What's in a Name? EPA Proposes to Call Sewage Sludge "Compost"
Juliet said to Romeo, "What's in a name? That which we call a rose by any other name would smell as sweet." When Juliet spoke to Romeo in Capulet's orchard, she had nary a thought about sewage sludge. You might think that her suggestion, that a thing is what it is, not what it is called, would have the Environmental Protection Agency crying "O Happy Dagger" and plunging a knife into its heart; but alas, this is not post-medieval Verona but Orwellian Washington where the EPA would have us think that sewage sludge is compost.
The Environmental Protection Agency (EPA) is proposing that the government's definition of compost include sewage sludge. The rule change is couched in a December 10, 2003 Federal Register notice about proposed revisions to the Comprehensive Procurement Guidelines (CPG). It would consolidate all compost designations under one item called "compost made from recovered organic materials." The result would be a fooled public and further degradation health and the environment.
The EPA's preferred method of disposal of sewage sludge in the United States is land application. To get the public to accept this has required a concerted effort from government and the sludge-industry to make the public think that sludge is "organic," "nutrient-rich," and otherwise "beneficial." Calling sludge "compost" is the agency's latest trick. The proposal here to "compost" sludge is based on the dependable presence of human feces in sludge. Human feces do indeed consist largely of organic matter. But sludge consists only partly of human feces.
It is the purpose of wastewater treatment to extract from sewage-and to concentrate in sludge-all the pollutants in wastewater. The intended product of wastewater treatment is clean water. Sludge is the inevitable byproduct that, by definition and intention, consists of every waste material a given wastewater treatment plant is capable of removing, or is incidentally removed, from the sewage in the process of treating the wastewater. This means that, besides human urine and feces, tens of thousands of chemicals-organic and inorganic, teratogenic and carcinogenic, toxic and estrogen mimicking-will be present in the sludge.

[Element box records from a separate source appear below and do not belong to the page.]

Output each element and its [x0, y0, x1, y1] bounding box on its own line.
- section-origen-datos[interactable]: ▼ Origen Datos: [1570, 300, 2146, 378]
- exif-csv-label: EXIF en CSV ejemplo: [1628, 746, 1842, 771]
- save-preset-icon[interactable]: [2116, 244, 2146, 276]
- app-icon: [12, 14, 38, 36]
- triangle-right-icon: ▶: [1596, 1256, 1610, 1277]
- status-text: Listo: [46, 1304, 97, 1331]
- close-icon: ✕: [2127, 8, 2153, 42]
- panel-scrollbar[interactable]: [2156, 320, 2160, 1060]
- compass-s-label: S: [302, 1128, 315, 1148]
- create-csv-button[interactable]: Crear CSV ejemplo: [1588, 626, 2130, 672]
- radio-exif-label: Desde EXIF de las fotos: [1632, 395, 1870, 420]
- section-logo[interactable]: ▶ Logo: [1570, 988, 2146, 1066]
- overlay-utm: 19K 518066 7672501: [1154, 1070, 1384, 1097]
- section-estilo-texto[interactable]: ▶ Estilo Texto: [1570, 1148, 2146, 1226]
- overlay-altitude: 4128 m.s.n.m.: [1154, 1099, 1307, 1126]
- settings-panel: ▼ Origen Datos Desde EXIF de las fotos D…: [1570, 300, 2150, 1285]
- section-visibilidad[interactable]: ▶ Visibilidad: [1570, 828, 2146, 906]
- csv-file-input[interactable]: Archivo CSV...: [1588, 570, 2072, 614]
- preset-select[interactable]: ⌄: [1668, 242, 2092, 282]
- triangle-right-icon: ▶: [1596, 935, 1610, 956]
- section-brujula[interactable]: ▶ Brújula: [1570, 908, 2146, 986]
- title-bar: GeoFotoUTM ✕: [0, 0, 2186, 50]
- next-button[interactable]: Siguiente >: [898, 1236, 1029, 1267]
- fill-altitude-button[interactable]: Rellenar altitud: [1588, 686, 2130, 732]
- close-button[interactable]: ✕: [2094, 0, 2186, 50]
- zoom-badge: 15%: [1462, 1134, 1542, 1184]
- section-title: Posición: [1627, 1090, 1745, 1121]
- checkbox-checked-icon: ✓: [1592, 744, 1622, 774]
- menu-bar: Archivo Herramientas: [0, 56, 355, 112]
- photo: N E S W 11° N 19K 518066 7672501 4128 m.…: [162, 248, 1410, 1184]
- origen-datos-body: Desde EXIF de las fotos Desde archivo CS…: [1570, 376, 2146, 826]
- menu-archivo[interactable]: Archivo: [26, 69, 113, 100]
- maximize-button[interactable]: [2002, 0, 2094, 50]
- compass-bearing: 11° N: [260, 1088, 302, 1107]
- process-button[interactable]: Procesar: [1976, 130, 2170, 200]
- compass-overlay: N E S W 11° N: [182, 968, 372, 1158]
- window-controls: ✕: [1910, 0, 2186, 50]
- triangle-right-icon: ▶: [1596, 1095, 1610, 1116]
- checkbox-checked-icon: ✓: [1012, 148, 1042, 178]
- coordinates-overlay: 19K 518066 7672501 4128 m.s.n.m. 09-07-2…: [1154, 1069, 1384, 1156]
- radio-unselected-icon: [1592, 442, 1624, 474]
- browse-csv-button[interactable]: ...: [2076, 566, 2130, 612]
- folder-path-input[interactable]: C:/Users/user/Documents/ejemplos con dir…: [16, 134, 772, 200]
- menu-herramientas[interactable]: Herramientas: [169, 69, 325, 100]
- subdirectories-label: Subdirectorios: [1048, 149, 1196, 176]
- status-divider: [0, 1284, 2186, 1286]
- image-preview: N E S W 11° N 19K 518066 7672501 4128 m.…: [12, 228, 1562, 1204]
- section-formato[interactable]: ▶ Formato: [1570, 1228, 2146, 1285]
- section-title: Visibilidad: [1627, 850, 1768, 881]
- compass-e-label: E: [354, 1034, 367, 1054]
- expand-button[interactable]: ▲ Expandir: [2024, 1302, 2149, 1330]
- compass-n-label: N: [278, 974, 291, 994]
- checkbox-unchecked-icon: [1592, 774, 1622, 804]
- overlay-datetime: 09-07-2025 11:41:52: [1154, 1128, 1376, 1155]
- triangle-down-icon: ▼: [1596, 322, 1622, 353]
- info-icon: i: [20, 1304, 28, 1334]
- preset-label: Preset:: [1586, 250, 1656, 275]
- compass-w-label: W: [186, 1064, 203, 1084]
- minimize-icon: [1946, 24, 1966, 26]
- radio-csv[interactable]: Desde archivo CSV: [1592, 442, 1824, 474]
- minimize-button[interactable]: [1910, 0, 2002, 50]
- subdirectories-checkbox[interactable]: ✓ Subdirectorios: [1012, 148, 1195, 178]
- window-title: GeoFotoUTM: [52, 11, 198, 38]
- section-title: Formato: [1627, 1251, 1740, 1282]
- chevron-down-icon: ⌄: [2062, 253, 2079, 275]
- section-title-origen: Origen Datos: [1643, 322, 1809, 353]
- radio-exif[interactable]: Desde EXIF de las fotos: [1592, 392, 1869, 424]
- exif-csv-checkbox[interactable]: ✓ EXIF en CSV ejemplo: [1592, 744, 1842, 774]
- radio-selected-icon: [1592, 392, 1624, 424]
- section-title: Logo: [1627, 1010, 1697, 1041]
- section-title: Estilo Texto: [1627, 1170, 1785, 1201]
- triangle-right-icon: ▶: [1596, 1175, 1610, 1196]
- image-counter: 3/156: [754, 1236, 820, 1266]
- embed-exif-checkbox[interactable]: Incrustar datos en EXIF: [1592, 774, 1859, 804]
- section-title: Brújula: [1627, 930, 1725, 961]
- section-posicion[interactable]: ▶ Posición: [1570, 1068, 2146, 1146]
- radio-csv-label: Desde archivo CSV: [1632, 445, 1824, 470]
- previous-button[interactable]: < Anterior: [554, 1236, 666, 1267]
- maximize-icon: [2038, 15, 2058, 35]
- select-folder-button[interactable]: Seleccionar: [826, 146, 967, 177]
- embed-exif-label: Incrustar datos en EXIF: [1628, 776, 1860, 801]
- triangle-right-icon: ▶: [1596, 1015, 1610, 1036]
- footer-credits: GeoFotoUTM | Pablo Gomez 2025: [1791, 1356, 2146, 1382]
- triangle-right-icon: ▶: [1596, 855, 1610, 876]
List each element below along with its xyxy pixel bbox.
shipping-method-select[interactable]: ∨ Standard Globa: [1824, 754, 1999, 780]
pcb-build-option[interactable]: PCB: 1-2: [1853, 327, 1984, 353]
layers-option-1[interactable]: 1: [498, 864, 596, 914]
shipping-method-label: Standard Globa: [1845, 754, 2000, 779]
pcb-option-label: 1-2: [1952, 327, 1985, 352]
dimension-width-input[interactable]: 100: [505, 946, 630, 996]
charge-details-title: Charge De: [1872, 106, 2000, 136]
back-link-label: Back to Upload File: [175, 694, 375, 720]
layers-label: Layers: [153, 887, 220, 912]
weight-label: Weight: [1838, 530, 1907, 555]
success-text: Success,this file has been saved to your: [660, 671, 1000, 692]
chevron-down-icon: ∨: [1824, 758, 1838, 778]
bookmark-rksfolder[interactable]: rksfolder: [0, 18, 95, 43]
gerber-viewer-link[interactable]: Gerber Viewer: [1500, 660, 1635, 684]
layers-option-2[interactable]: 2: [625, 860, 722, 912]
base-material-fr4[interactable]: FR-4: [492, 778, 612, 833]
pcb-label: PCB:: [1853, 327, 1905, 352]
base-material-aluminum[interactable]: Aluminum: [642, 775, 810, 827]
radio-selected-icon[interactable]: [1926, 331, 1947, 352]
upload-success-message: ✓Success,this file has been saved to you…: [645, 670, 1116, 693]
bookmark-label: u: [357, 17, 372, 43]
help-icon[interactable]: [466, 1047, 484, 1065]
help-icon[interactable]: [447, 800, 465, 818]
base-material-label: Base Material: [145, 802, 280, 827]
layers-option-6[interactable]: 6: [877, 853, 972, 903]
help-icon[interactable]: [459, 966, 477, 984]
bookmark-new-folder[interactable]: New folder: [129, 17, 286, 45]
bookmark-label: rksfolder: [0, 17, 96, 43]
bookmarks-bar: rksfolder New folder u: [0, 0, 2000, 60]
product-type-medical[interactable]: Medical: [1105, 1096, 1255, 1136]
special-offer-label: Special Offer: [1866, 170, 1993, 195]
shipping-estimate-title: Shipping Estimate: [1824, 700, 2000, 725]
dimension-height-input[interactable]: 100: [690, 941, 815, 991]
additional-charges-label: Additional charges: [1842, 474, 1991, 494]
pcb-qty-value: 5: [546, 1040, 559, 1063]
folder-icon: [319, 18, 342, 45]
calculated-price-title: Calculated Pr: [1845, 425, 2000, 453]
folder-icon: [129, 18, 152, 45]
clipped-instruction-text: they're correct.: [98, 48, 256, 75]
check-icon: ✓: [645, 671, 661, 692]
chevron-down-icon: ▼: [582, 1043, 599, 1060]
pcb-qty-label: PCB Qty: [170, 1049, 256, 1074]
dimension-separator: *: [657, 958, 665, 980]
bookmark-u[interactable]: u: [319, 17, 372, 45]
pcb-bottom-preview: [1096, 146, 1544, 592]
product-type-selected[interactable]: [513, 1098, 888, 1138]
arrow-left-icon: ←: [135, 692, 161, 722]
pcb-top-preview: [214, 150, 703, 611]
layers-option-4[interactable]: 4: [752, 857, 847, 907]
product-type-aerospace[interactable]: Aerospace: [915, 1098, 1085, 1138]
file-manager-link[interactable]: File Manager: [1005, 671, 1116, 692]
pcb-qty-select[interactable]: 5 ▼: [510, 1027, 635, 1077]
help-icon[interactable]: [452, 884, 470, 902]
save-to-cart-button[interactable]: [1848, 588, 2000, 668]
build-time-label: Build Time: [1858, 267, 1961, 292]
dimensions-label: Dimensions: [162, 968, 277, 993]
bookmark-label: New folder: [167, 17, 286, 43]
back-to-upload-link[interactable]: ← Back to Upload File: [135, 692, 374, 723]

The idea, therefore, of "treating" sludge so that it can become "compost," a "soil amendment," a "fertilizer"-is disingenuous. Once mixed together, the potential value of each and all of the materials concentrated in the sludge is lost. No "treatment" of sludge can "purify" the human excrement: once mixed with poisons, it too becomes a poison.
The problems deriving from sewage are indeed massive. Sewers give sewage. Treatment gives sludge. What to do? How to get rid of the sludge? The solution proposed here is only linguistic laundering: call sludge "biosolids", call "biosolids" compost, and, through the "Comprehensive Procurement Guideline V for Procurement of Products Containing Recovered Materials," legally oblige federal, state, and local entities, and contractors working for same to preferentially purchase sludge aka "biosolids" aka "compost" when purchasing "recovered materials." To put in bags of neat looking pellets to sell as "compost" to unwary gardeners. That will get rid of a lot of it, and it will take a long time for people to come to understand what happened to them.
At the end of Romeo & Juliet, the Prince says, "A glooming peace this morning with it brings; the sun, for sorrow, will not show his head: go hence, to have more talk of these sad things; some shall be pardon'd, and some punished: for never was a story of more woe than this of Juliet and her Romeo." The Prince, like Juliet, had never heard of sewage sludge. It too is a sad story and one with no pardon for EPA's deceits.